Preventive measures and treatment
During disease progression, it is more likely for patients with chronic renal failure to have encephalopathy, which can be caused by cerebrovascular accident, uremia encephalopathy, dialysis imbalance syndrome, and other risks; it is difficult to distinguish antibiotic-associated encephalopathy from these other causes. For patients such as ours, antibiotic-associated encephalopathy is a point to note. To fully understand the diagnosis and treatment of antibiotic-associated encephalopathy, clinicians must understand the indications and pharmacokinetics of various antimicrobial agents; select appropriate drugs based on glomerular filtration rate, liver function, mental state, and personal differences; and carefully monitor the blood concentration of antimicrobial drugs.
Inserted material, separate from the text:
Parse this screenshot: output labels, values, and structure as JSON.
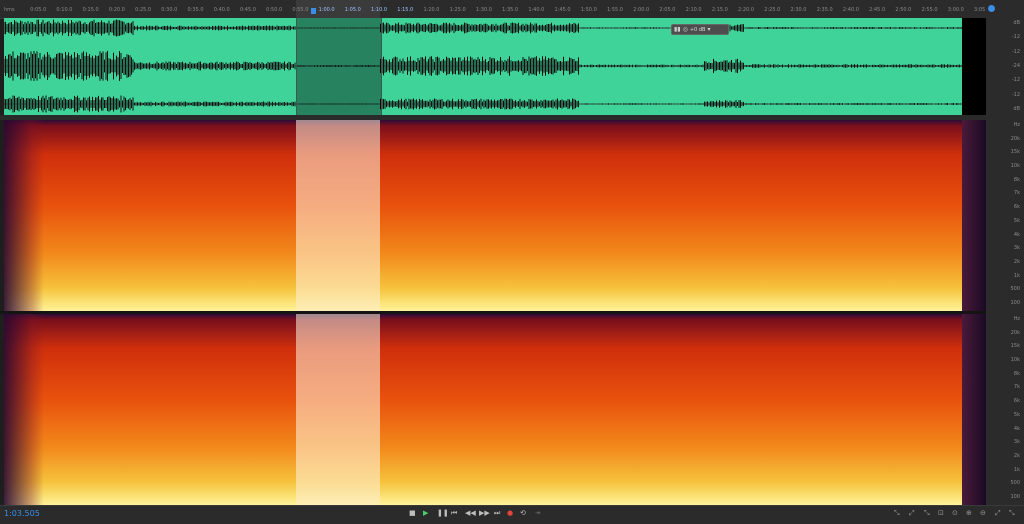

For patients with severe antibiotic encephalopathy, there are no specific therapeutic drugs at present. In addition to symptomatic support, the first treatment is to stop or adjust the dosage of the suspected drugs, apply diuretics, and strengthen dialysis or other forms of blood exchange. However, peritoneal dialysis was unable to effectively clear clindamycin in this case. The patient recovered rapidly after discontinuation of the suspected medication, most likely because of natural metabolism.8,9 Further research is needed into the mechanisms underlying development of encephalopathy in patients with chronic renal failure.
Footnotes
Declaration of conflicting interest
The authors declare that there is no conflict of interest.
Funding
This study was funded by the 13th Five-Year Project of Strengthening Health through Science and Education for the key medical talents and founded by the 521 High level Talent Training Project for the key talents of the 5th batch in Lianyungang.